Die Gesprächseinbrecher

In der U-Bahn Leberkässemmeln kauen, im Zug in penetranter Lautstärke mit dem Handy telefonieren – über solche Unsitten lassen sich schon Bibliotheken an Beschwerden füllen.

In der U-Bahn Leberkässemmeln kauen, im Zug in penetranter Lautstärke mit dem Handy telefonieren, auf die Straße spucken – über solche Unsitten lassen sich schon Bibliotheken an Beschwerden füllen. Mir fällt indes seit Jahren ein Übel auf, von dem ich bisher nichts las: das rücksichtslose Hineinplatzen in ein Gespräch, um sich vorzudrängen. Diese Unart breitet sich aus wie ein Quallenschwarm, vor allem am Arbeitsplatz. Sobald zwei zusammenstehen und reden, dauert es keine zwei Minuten, bis eine dritte Person quasi wie ein Bulldozer durch die Wand kracht und einen der Gesprächspartner ungebremst vereinnahmt, er solle doch „schnell“ dies oder das tun, man habe „bloß“ eine kleine Bitte etc. Seltsam: Als Kind hab ich noch gelernt, dass man, wenn Menschen miteinander reden, zuerst höflich „anklopfen“ soll, bevor man dazwischengeht – das geht ganz leicht, etwa mit einem simplen „Pardon“.

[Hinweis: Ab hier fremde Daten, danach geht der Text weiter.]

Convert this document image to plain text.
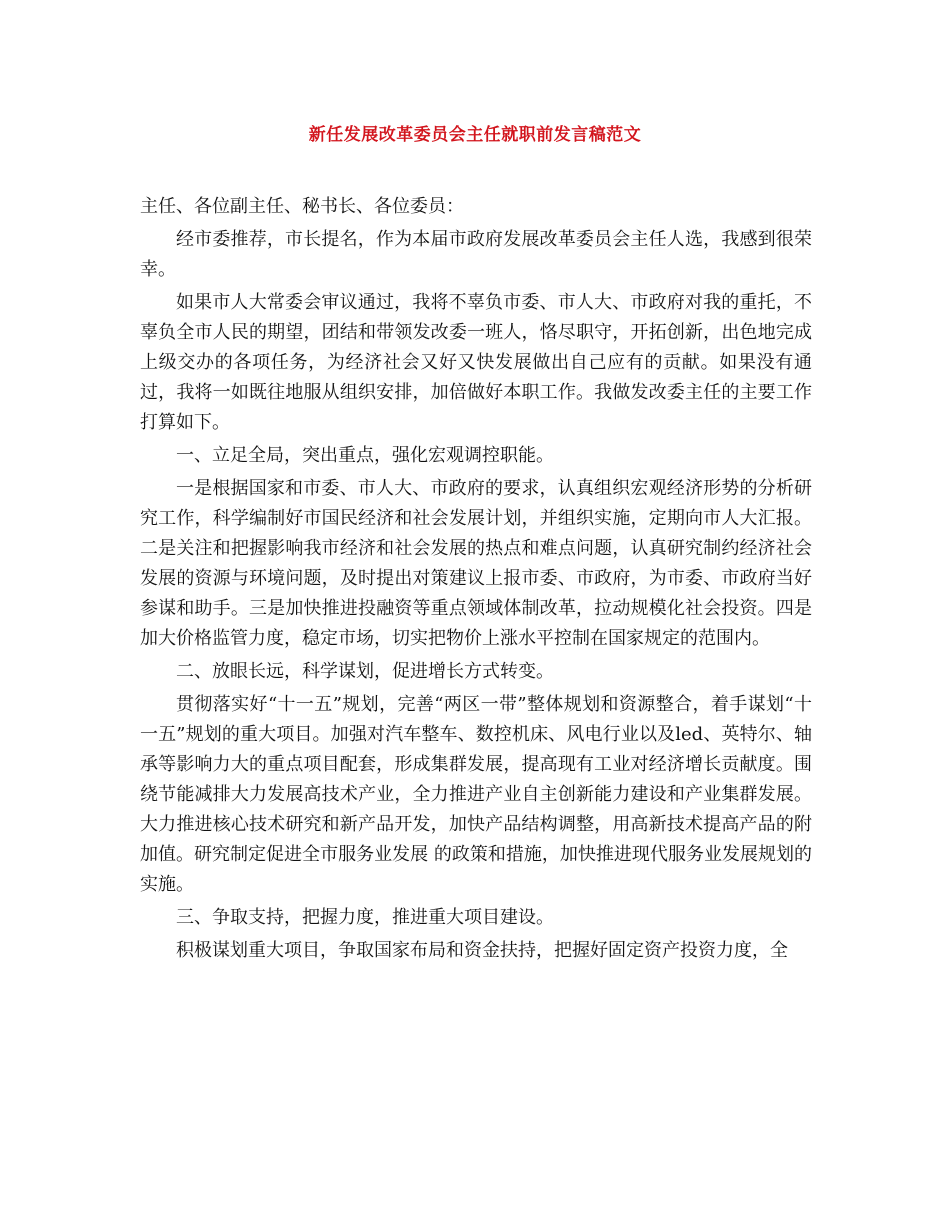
新任发展改革委员会主任就职前发言稿范文

主任、各位副主任、秘书长、各位委员：

经市委推荐，市长提名，作为本届市政府发展改革委员会主任人选，我感到很荣幸。

如果市人大常委会审议通过，我将不辜负市委、市人大、市政府对我的重托，不辜负全市人民的期望，团结和带领发改委一班人，恪尽职守，开拓创新，出色地完成上级交办的各项任务，为经济社会又好又快发展做出自己应有的贡献。如果没有通过，我将一如既往地服从组织安排，加倍做好本职工作。我做发改委主任的主要工作打算如下。

一、立足全局，突出重点，强化宏观调控职能。

一是根据国家和市委、市人大、市政府的要求，认真组织宏观经济形势的分析研究工作，科学编制好市国民经济和社会发展计划，并组织实施，定期向市人大汇报。二是关注和把握影响我市经济和社会发展的热点和难点问题，认真研究制约经济社会发展的资源与环境问题，及时提出对策建议上报市委、市政府，为市委、市政府当好参谋和助手。三是加快推进投融资等重点领域体制改革，拉动规模化社会投资。四是加大价格监管力度，稳定市场，切实把物价上涨水平控制在国家规定的范围内。

二、放眼长远，科学谋划，促进增长方式转变。

贯彻落实好“十一五”规划，完善“两区一带”整体规划和资源整合，着手谋划“十一五”规划的重大项目。加强对汽车整车、数控机床、风电行业以及led、英特尔、轴承等影响力大的重点项目配套，形成集群发展，提高现有工业对经济增长贡献度。围绕节能减排大力发展高技术产业，全力推进产业自主创新能力建设和产业集群发展。大力推进核心技术研究和新产品开发，加快产品结构调整，用高新技术提高产品的附加值。研究制定促进全市服务业发展 的政策和措施，加快推进现代服务业发展规划的实施。

三、争取支持，把握力度，推进重大项目建设。

积极谋划重大项目，争取国家布局和资金扶持，把握好固定资产投资力度，全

Einst war ich bei einem Empfang im Außenministerium in ein Gespräch mit einem Gast aus Asien vertieft, als ein gelackter Ministerialbeamter popanzartig dazwischentrat und den Mann für sich annektierte (was diesem klar unangenehm war). Wenn aber sogar Diplomaten zu Gesprächseinbrechern werden, muss man bei den Manieren wohl alle Hoffnung fahren lassen. WG


E-Mails an: wolfgang.greber@diepresse.com

("Die Presse", Print-Ausgabe, 01.02.2013)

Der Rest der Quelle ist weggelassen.